Friday, May 20, 2011

Death in Life's Shadow

I wish, I wish, I live for Life
How strange that death was once my heart's desire
I used to long for nature's axe
For burden (life) to fly in flood or fire

A car, just carried off a bridge
A grown intruder to my brain or breast
The skin upon my wrists is thin
The whole of me--in fact--is built for rest

The spine could snap and free me quick
As cripples lose their braces and can run
The head, the belly, back and chest
Could all have yielded me escape from snow and sun

For that is how I looked at it
The neverending living was for pain
The sin upon my hands was strong
Like sap or tar-- it does not wash with rain

And love was empty, work was vain
The bones around my heart would fracture, creak
I wracked my discontent with work
while thoughts of years on paychecks ground my teeth

But this is why the Life is strange
It's strange like beauty, mead and sex can be
These wonders touch at Truly-Life
At conquered death, at blindness turned "I See"

Child of Smoke

There are so many like her; she is a typeset, etched by the rural places, stamped in replica all over this county and a thousand others below the Belt, along the Mason-Dixon.

She's a skinny, wilty-haired girl with bird ankles that curve around the legs of her chair, like her spine and shoulders curve over the front of her desk. She has a strange shape, this trailer-born, skinny child of smoke--her curves are laid around her love handles and hung on her sagging 16-year-old chest, piling on top of cheap lowrise jeans and under "You Wish" baby T's.

Her arms are thin and unused, except for crossing anemically over her belly or contorting languidly across the desktop. Her eyes hang open, horse-like, and her mouth.

There is a singular idiocy to her phrasing when she speaks, to the little hearts that she dots her (missplaced) i's and ROTFL's with. She learned only to laugh as a child, to laugh and flirt and pout; she hangs on the words of the most worthless boy in the room, for he reminds her of her daddy. She examines her nails with her spare classtime, plans for the movies and the mall, a 20 minute drive from this town.

In a month or so, her belly will show the first signs of the next generation.

Chutes and Ladders

I've known that before, like Keats and Fanny.

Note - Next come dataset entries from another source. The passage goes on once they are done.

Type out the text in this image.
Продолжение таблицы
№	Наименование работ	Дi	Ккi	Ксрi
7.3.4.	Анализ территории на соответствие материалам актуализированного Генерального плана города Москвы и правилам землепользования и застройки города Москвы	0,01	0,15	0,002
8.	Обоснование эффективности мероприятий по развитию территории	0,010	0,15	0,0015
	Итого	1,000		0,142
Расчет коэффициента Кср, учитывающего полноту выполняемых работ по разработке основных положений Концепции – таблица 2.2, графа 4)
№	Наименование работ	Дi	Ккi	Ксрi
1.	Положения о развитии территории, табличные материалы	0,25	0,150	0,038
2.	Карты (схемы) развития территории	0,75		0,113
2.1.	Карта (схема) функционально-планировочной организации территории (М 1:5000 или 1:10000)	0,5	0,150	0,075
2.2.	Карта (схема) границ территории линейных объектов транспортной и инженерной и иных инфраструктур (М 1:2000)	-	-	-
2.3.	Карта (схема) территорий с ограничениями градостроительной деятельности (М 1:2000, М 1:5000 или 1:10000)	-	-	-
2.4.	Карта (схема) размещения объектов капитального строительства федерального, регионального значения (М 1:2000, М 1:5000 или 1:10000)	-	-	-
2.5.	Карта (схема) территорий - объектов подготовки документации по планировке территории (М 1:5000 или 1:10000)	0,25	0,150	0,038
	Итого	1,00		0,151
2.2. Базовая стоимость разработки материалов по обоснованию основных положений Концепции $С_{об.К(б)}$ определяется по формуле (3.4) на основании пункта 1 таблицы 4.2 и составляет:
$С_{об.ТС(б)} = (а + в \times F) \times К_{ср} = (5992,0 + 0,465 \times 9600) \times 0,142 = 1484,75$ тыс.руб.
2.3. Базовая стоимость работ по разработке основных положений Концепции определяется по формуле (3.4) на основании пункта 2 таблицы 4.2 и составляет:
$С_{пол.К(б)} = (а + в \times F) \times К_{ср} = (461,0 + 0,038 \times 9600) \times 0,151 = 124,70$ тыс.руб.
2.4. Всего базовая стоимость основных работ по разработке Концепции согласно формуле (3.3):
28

That pull, like two magnets in a room,
That tilting like the planets as we sit on the same couch, though in a crowd and with plastic tea-plates and wine cups in our hands

It feels inescapable, as words of delight and instant mind-meeting spill from us like a stream.
We believe immediately--are fooled into believing--that there is no other course, that the track was laid for us and we have only come this far in order to meet in this room and fall together like a line
It is so much without effort tht we make no attempt at the work, the rung-by-rung that might have carried us upward for a little while. The ease was the illusion.

It feels inevitable, like the month of May, and always feels as swift, as much a victim as May is of June.
But it is no victim, and we have no right to cry, for we did not treat it with honesty or question it soundly, with blows around the midsection to test its hollow places.

We simply fell--into love--as if love is a chute and not a ladder.

Kiss

-----------------------------

Kiss me, darling, on the heart
Touch me, always, on the mind
Brush your warmth--your fingerpads
Across my soul, and take your time

For we have years to wait and stop
To S-L-O our double-yous
And while our bodies sleep so still
We can't do everything we choose

Not with our minds, not with our tongues
Not with emotions or with hands
For these are all laid at the feet
Of the Maker of these lands

So wait with me, and while we wait
Let's pass the time with diligence
For there are bricks and stones to lay
And to preserve--there's innocence

Put Godly things into our stores
Let's tuck them up against the fray
For trouble comes, and treasure comes
We'll shore tomorrow up today

Wednesday, May 4, 2011

Business Meeting

It is a Holy thing we undertake here,
the act of falling in love

so slowly, like a ceremony or a company merger
it is a dignified thing we do, full of weight (of weight but no worry, of dilligence but all of ease.)

Don't you remember the first business meeting we had, sitting across a polished Starbuck conference table with suppressed smiles? We are hereby called to order.

It is a quiet thing, a thing deliberate and bold and careful, it is devoid of worry because we konw exactly what we must do, and I confess, I know exactly what the end will be. He, that Other, will be glorified.

The anecdotes are the only thing to fill in, and all the rushing sweetness of future flirtation--these are the easy parts, the details that I don't yet know. They are for later, and I lose no more sleep over them than I do over your honor or sincerity:

none.

There is work to do, now; the business of slowly-so-slowly learning love. and when the time comes, I assure you, even now--you will find me signing on the dotted line.